Now, whether the company should buy it depends on a couple of things. One is they ought to retain the money they need for intelligent growth prospects, that’s fine.
And secondly — and this is a point that’s never mentioned — they should be buying it back below what they think it’s worth. Now, they’ll make mistakes in that, but you make mistakes in a lot of businesses. But over — that should be the guiding principle.
And to my knowledge — JPMorgan — (CEO) Jamie Dimon said it once, and we’ve said it various times, you know — we retained — we will repurchase shares when it’s to the advantage of the continuing shareholder to have us do so.
But you read about all these buyback problems that we’re going to spend 5 billion buying it back, or 10 billion. Well, that’s like saying, I’m going to go out and buy some business this year for 5 billion without knowing what you’re going to get for the money.
It should be price sensitive, obviously. It should be needs sensitive, obviously. But when the conditions are right, it should also be obvious to repurchase shares, and there shouldn’t be the slightest taint to it any more than there is to dividends.
And people that have now, sort of, taken up the cries about how terrible it was that companies bought back stock — I will say it was terrible for them to pay dividends, too — (laughs) — and they’d have more money now, but they were doing what was intelligent at the time, and I hope they continue to do what’s intelligent as they go forth.
Greg?
GREG ABEL: No, I — the only thing I know you’ve commented on in the past, Warren, is that — I think the one thing we are seeing, and obviously, we’re supportive of buybacks — but there are companies that used — probably their financial engineering was just a little —
WARREN BUFFETT: Extreme.
GREG ABEL: — extreme and too cute, that effectively you’re using every ounce of your balance sheet to buy back stock at a time where you’re really creating no cushion for your business for any type of event or bump in the road, and I — you know, we’re going to see that, and I think that’s a very unfortunate outcome of them, and hence you get some of the backlash.
But there’s still companies, as you highlighted, many that do it right.
WARREN BUFFETT: Yeah.
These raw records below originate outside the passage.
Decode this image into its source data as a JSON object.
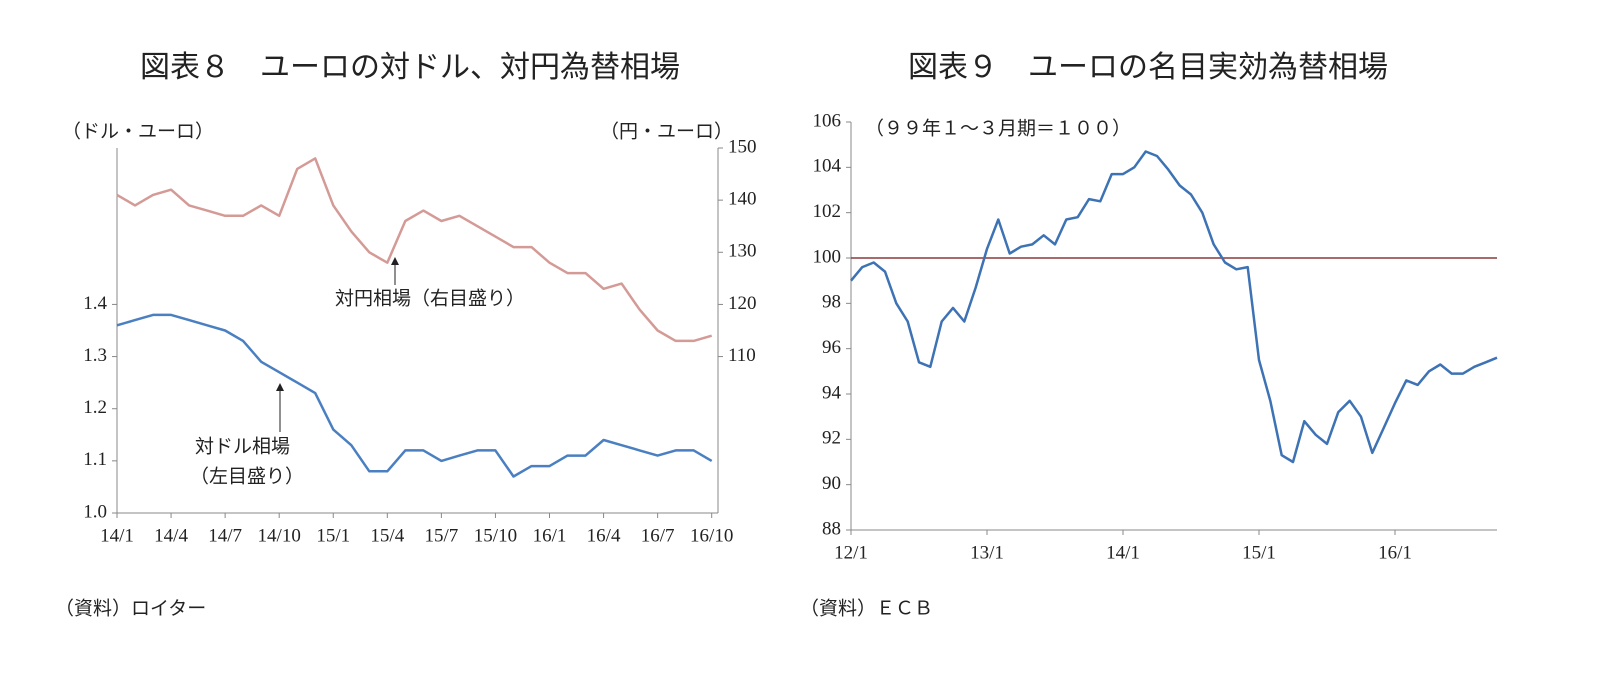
{
  "chart_data": [
    {
      "type": "line",
      "title": "図表８　ユーロの対ドル、対円為替相場",
      "y_label": "（ドル・ユーロ）",
      "y2_label": "（円・ユーロ）",
      "annotations": [
        "対円相場（右目盛り）",
        "対ドル相場",
        "（左目盛り）"
      ],
      "source": "（資料）ロイター",
      "categories": [
        "14/1",
        null,
        null,
        "14/4",
        null,
        null,
        "14/7",
        null,
        null,
        "14/10",
        null,
        null,
        "15/1",
        null,
        null,
        "15/4",
        null,
        null,
        "15/7",
        null,
        null,
        "15/10",
        null,
        null,
        "16/1",
        null,
        null,
        "16/4",
        null,
        null,
        "16/7",
        null,
        null,
        "16/10"
      ],
      "ylim": [
        1.0,
        1.7
      ],
      "yticks": [
        {
          "value": 1,
          "label": "1.0"
        },
        1.1,
        1.2,
        1.3,
        1.4
      ],
      "y2lim": [
        80,
        150
      ],
      "y2ticks": [
        110,
        120,
        130,
        140,
        150
      ],
      "series": [
        {
          "name": "対ドル相場",
          "color": "#4a7fc1",
          "values": [
            1.36,
            1.37,
            1.38,
            1.38,
            1.37,
            1.36,
            1.35,
            1.33,
            1.29,
            1.27,
            1.25,
            1.23,
            1.16,
            1.13,
            1.08,
            1.08,
            1.12,
            1.12,
            1.1,
            1.11,
            1.12,
            1.12,
            1.07,
            1.09,
            1.09,
            1.11,
            1.11,
            1.14,
            1.13,
            1.12,
            1.11,
            1.12,
            1.12,
            1.1
          ]
        },
        {
          "name": "対円相場",
          "color": "#d49a96",
          "axis": "y2",
          "values": [
            141,
            139,
            141,
            142,
            139,
            138,
            137,
            137,
            139,
            137,
            146,
            148,
            139,
            134,
            130,
            128,
            136,
            138,
            136,
            137,
            135,
            133,
            131,
            131,
            128,
            126,
            126,
            123,
            124,
            119,
            115,
            113,
            113,
            114
          ]
        }
      ]
    },
    {
      "type": "line",
      "title": "図表９　ユーロの名目実効為替相場",
      "annotations": [
        "（９９年１～３月期＝１００）"
      ],
      "source": "（資料）ＥＣＢ",
      "categories": [
        "12/1",
        null,
        null,
        null,
        null,
        null,
        null,
        null,
        null,
        null,
        null,
        null,
        "13/1",
        null,
        null,
        null,
        null,
        null,
        null,
        null,
        null,
        null,
        null,
        null,
        "14/1",
        null,
        null,
        null,
        null,
        null,
        null,
        null,
        null,
        null,
        null,
        null,
        "15/1",
        null,
        null,
        null,
        null,
        null,
        null,
        null,
        null,
        null,
        null,
        null,
        "16/1",
        null,
        null,
        null,
        null,
        null,
        null,
        null,
        null,
        null
      ],
      "ylim": [
        88,
        106
      ],
      "yticks": [
        88,
        90,
        92,
        94,
        96,
        98,
        100,
        102,
        104,
        106
      ],
      "hline": {
        "value": 100,
        "color": "#8b3a3a"
      },
      "series": [
        {
          "name": "名目実効為替相場",
          "color": "#3d72b4",
          "values": [
            99.0,
            99.6,
            99.8,
            99.4,
            98.0,
            97.2,
            95.4,
            95.2,
            97.2,
            97.8,
            97.2,
            98.7,
            100.4,
            101.7,
            100.2,
            100.5,
            100.6,
            101.0,
            100.6,
            101.7,
            101.8,
            102.6,
            102.5,
            103.7,
            103.7,
            104.0,
            104.7,
            104.5,
            103.9,
            103.2,
            102.8,
            102.0,
            100.6,
            99.8,
            99.5,
            99.6,
            95.5,
            93.7,
            91.3,
            91.0,
            92.8,
            92.2,
            91.8,
            93.2,
            93.7,
            93.0,
            91.4,
            92.5,
            93.6,
            94.6,
            94.4,
            95.0,
            95.3,
            94.9,
            94.9,
            95.2,
            95.4,
            95.6
          ]
        }
      ]
    }
  ]
}
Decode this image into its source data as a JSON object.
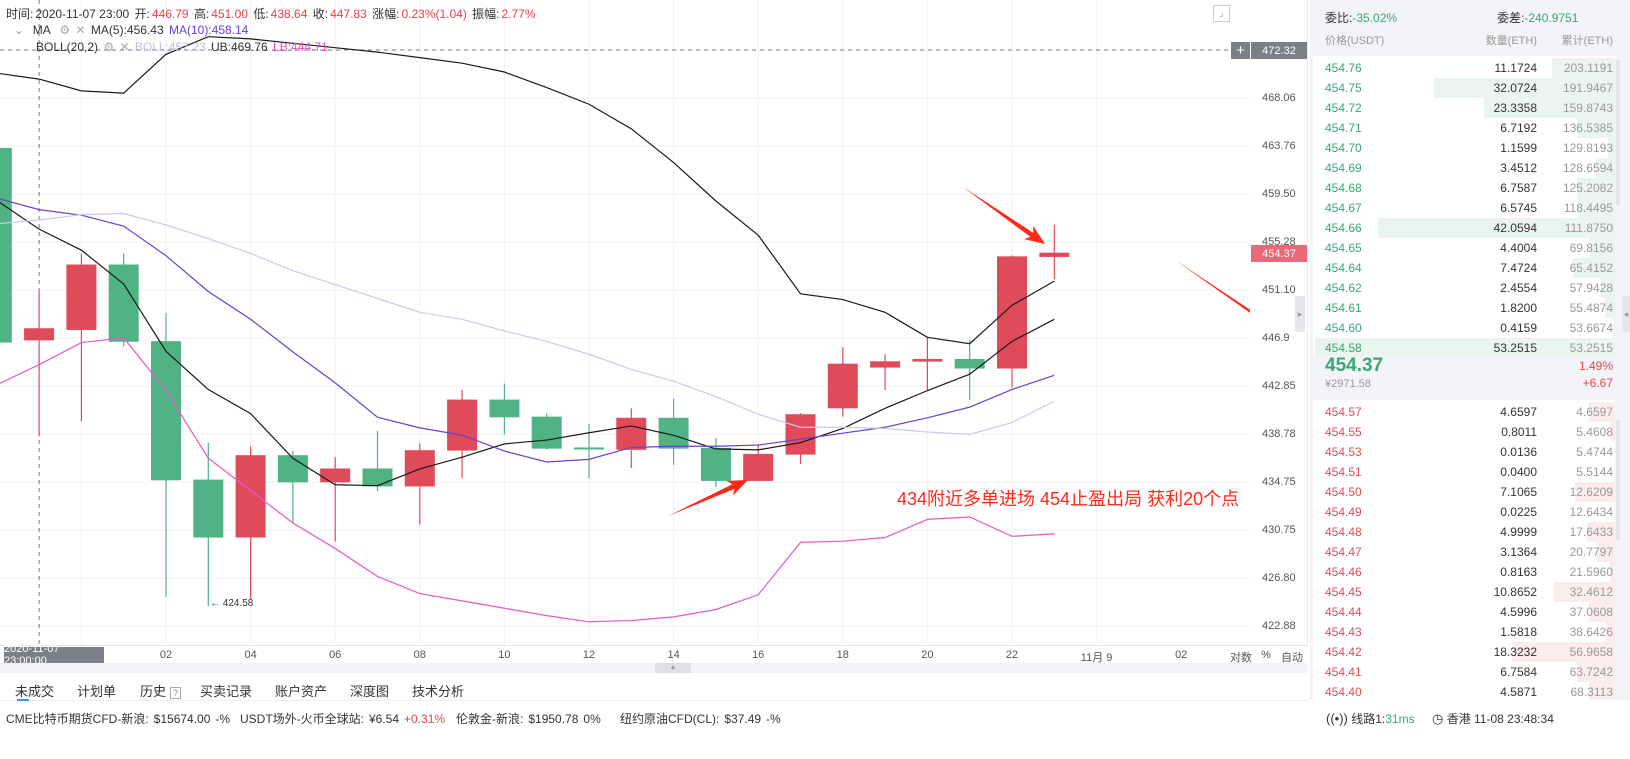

No, if they’re buying it back because it’s fashionable, because they really do like the idea that —there’s nothing wrong with doing — taking an action that increases the value of the remaining shares, but if they’re doing it very — and incidentally, I’ve been witness to some programs, where it really is stupid.
But I don’t think it’s immoral. I just think it’s stupid — (laughs) — you know, basically.
And — on the other hand, I — we favor companies that take care of all their requirements for growth and, as Greg says, maintain sound balance sheets and all of that, leave a margin of error for things that you can get surprised with, and if they find their stock selling below the — what the business is intrinsically worth, I think that they’re making a big mistake if they don’t buy in their stock, and —
It’s going to be a political football, and like I say, that when it becomes politically correct to do something in this country — if you’re a politician, the best thing to do is get on board. But Berkshire is going to do what it thinks makes sense for shareholders.
And we — and we like investing in companies that think that way, too. And not all companies, obviously, do.